On the long drive, he takes in some reading — he’s currently in the middle of “War and Peace.”

But when home, he does little besides practice piano, bent on achieving his goal of becoming “a great concert pianist.”

“I don’t really take breaks, because I practice piano when I come home from school,” he said. “Then I eat dinner and practice more piano, and basically dinner’s my break. And also sometimes I practice piano in the morning, and school will be my break.”

On Thursday, he was up at 6 a.m. to begin practice. He tackles pieces methodically, his mother said — section by section, movement by movement, and commits them to memory.

His routine sometimes worries his mother, who has sacrificed everything for her son’s gift since he arrived in the United States in 1999 from Beijing.

“I say, ‘Do some other things. Keep the piano as an interest and study another major. You don’t have to spend all your life on this. . . . You’re going to get married, you’re going to have children, you’re going to have a wife, a family.’ ” But Chen will not be deterred, and he is quick to reference the lives of other great pianists in defense of his practice habits.

“He said, ‘I don’t get it. [Vladimir Davidovich] Ashkenazy and so many others, they have plenty of children, they have a family, they still play concerts,’ ” his mother said.

Matti Raekallio, a Finnish-born concert pianist and Chen’s instructor at Juilliard, said the boy’s greatness stems from the combination of an innate ability to unlock technical puzzles, a deep respect for music and a diligent approach to his studies.

“It is unusual for a 14-year-old boy to play all the 24 Chopin Etudes the way John does,” Raekallio wrote in an e-mail. “His ear-hand-connection works fabulously well. He has a very quick intellect, enabling him to grasp effortlessly the structure of the large-scale works that he studies. . . . What I like perhaps the most about him is the unaffected seriousness with which he approaches music and his work.”

Chen’s rare talent was also apparent to officials at his former school, who adjusted his class schedule to allow him to travel and rehearse.

“It is often the case that with the kinds of families and children who come to our school that there’s just a lot of talented kids in the community,” said Loudoun Country Day’s headmaster, Randy Hollister. “And we’ll often hear, ‘This child really excels at this or that.’ You hear that kind of thing frequently.

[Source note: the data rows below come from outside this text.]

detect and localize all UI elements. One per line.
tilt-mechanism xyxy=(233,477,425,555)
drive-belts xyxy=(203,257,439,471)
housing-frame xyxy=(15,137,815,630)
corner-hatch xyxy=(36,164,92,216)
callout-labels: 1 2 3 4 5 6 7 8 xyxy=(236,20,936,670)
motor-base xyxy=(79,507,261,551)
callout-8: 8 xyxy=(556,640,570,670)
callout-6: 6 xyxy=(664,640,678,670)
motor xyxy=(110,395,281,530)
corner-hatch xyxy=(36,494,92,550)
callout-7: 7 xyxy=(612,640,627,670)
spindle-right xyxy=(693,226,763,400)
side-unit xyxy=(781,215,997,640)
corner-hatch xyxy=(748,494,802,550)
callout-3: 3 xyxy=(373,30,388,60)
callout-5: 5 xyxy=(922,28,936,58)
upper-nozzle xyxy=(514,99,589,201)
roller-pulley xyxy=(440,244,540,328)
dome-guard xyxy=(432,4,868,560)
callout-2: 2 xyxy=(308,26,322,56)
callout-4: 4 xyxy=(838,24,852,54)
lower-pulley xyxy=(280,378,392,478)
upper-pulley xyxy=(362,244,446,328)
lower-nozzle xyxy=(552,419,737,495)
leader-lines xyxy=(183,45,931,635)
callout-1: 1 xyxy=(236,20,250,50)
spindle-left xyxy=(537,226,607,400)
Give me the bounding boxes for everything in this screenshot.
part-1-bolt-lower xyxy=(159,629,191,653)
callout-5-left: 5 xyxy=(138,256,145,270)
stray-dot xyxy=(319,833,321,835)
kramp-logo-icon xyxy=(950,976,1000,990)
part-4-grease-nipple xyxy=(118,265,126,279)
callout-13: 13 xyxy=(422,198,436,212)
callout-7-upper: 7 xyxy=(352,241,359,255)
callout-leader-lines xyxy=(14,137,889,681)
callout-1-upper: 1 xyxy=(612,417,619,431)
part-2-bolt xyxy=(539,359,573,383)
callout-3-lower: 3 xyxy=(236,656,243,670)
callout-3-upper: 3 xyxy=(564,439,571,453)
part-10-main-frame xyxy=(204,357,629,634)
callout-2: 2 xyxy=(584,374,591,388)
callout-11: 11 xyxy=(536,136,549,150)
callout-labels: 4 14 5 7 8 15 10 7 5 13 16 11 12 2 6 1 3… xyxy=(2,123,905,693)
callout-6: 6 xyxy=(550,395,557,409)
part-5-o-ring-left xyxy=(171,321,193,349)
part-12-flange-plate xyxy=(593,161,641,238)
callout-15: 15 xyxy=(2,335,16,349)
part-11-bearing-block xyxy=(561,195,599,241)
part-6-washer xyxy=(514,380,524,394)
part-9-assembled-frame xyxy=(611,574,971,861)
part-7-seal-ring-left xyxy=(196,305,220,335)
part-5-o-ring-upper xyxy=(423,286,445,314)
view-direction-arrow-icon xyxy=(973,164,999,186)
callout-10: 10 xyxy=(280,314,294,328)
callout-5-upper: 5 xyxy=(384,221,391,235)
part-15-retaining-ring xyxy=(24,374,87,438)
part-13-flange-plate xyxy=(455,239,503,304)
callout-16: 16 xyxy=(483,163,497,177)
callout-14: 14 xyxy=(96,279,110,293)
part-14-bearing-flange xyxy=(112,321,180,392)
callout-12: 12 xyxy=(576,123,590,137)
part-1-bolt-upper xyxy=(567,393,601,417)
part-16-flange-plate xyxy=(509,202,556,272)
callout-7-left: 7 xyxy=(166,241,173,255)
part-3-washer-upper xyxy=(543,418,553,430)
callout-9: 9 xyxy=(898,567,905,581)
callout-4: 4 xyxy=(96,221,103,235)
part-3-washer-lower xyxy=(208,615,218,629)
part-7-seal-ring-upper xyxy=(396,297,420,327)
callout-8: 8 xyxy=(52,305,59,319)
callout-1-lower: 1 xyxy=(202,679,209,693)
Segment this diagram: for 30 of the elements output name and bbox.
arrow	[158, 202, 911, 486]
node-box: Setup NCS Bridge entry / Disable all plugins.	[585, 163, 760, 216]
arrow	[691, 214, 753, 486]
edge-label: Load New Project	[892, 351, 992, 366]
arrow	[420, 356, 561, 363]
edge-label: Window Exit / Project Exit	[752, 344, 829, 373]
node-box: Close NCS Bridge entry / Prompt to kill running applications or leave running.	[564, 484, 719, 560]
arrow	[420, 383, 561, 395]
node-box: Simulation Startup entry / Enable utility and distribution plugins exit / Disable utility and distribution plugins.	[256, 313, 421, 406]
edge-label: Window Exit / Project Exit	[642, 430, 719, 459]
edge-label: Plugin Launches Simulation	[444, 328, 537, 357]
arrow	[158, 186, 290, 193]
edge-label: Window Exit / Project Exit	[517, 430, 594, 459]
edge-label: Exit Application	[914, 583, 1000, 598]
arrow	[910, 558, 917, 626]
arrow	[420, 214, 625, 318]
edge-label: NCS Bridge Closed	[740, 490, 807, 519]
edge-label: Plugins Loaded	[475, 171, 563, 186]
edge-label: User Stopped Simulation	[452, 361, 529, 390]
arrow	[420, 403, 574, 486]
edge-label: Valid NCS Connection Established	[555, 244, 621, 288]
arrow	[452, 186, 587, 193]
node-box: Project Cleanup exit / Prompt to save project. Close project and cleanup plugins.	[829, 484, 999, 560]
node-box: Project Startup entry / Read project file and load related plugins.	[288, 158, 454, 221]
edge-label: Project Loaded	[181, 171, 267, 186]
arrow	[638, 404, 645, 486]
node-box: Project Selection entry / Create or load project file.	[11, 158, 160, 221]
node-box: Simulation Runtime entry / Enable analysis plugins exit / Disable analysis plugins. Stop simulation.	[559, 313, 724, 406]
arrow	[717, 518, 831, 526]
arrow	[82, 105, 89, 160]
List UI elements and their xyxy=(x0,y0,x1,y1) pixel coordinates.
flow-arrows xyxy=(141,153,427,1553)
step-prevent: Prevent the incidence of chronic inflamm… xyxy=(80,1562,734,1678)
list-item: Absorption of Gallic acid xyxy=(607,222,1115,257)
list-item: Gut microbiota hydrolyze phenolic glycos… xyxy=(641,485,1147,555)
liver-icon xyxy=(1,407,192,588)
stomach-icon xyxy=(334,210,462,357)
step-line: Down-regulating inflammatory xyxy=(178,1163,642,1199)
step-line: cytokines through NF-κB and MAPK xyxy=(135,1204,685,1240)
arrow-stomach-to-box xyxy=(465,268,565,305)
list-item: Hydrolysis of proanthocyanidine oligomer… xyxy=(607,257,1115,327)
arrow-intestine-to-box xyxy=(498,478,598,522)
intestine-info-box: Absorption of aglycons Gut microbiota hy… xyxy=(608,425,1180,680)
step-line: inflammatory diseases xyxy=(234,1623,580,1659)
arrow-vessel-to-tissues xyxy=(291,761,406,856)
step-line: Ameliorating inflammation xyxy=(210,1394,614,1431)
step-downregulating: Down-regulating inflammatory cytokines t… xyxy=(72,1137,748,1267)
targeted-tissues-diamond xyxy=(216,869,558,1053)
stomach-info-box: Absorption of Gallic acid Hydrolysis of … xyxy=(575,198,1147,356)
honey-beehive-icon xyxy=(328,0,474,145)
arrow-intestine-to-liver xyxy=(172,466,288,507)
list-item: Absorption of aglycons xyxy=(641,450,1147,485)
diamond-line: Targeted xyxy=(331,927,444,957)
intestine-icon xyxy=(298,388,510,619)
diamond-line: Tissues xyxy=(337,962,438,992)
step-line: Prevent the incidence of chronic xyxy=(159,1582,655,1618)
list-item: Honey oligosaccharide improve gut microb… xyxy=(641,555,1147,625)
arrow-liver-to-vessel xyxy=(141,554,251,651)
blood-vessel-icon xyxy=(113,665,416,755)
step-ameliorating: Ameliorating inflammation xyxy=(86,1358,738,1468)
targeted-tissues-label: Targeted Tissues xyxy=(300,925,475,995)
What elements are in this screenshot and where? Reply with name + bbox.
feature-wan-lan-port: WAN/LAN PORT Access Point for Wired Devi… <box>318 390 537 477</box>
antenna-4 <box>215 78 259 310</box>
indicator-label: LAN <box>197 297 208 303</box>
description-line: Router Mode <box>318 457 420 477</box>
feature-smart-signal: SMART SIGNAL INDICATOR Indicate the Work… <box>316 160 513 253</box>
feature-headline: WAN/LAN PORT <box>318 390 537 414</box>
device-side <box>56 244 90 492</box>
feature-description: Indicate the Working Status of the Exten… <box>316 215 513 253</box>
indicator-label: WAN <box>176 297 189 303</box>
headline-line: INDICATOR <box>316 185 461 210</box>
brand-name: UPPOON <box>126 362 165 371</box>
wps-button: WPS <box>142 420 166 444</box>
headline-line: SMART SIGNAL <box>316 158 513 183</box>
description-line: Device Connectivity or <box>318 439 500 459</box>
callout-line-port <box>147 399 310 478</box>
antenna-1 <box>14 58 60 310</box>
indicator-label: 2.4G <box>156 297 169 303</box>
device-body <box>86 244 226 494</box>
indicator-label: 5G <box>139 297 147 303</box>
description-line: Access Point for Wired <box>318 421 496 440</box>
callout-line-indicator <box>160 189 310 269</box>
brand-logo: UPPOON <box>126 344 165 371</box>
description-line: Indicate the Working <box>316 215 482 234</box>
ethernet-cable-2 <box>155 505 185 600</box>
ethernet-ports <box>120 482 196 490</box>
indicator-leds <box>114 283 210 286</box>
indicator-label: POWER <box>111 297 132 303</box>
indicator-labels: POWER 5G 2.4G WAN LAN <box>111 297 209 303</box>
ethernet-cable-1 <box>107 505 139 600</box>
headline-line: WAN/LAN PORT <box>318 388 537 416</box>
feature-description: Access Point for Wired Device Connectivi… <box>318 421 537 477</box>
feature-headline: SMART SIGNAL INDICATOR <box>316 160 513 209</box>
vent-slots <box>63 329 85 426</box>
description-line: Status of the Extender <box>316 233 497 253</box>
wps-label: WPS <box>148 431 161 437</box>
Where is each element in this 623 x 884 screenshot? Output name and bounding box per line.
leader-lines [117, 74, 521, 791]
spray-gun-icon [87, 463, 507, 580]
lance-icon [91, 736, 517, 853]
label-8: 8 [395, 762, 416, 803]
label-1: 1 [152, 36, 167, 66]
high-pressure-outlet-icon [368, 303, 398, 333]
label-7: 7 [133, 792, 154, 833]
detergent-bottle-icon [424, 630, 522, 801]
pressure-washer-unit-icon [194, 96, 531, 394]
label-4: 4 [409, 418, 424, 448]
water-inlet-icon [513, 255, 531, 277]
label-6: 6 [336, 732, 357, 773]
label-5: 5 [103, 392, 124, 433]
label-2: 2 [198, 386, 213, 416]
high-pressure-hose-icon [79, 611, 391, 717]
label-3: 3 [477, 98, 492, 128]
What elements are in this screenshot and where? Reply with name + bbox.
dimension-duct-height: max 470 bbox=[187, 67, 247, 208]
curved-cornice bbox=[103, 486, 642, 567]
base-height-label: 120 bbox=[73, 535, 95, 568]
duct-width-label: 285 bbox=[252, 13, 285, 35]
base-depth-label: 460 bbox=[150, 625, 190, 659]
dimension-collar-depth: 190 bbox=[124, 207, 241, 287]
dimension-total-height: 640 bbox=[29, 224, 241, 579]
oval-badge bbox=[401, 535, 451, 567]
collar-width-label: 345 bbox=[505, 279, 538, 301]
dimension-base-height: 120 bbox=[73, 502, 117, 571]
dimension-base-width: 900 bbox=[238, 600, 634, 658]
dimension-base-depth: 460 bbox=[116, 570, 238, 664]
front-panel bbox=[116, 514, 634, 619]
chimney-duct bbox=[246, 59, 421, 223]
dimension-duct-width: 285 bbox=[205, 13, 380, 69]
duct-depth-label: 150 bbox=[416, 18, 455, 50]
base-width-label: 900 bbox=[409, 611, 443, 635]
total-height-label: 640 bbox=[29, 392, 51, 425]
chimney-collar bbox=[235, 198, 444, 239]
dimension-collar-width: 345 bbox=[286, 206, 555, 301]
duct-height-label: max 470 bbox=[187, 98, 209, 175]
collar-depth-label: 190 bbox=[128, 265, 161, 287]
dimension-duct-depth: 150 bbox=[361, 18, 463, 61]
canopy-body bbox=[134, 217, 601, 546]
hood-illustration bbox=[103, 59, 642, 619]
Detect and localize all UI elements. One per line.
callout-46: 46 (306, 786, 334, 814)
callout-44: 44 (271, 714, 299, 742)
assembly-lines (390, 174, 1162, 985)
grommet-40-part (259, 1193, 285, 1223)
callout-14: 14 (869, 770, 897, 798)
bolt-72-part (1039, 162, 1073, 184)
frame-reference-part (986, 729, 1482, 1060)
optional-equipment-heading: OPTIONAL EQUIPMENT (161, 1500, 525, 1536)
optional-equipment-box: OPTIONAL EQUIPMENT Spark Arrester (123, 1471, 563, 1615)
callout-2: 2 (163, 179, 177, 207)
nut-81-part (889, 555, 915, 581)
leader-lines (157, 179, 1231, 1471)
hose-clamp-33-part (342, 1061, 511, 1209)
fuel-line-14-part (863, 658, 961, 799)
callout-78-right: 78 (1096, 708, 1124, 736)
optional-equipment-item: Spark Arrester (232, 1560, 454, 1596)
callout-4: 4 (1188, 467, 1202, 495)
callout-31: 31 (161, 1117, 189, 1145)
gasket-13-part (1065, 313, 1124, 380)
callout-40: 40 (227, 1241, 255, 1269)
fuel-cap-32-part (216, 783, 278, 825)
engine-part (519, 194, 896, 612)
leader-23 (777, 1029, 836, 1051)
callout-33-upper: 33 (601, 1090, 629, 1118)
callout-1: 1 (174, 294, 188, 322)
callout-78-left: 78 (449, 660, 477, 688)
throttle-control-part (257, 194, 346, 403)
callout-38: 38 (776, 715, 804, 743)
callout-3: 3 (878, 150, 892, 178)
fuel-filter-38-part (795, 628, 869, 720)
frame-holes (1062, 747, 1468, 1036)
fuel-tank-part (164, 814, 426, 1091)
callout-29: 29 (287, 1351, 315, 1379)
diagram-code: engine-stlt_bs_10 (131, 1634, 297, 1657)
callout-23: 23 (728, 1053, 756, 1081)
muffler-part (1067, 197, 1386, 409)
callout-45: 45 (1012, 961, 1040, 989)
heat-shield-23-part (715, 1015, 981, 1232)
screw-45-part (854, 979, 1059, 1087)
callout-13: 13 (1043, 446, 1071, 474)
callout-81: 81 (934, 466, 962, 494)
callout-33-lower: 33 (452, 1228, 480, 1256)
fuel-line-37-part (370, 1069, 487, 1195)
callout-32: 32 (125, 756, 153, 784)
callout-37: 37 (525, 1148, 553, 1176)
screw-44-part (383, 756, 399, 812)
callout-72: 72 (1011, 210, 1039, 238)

Then when you encounter a talent of this magnitude — it’s really something.”

It’s a talent Chen has been developing since he was 4 years old, when his grandmother in Beijing unlocked the instrument for him — literally.

“There was a piano in the apartment, and I wanted to play it, but it was locked,” he said. “So my grandma unlocked it for me, and I played a few notes, and I liked it. I loved it right away.”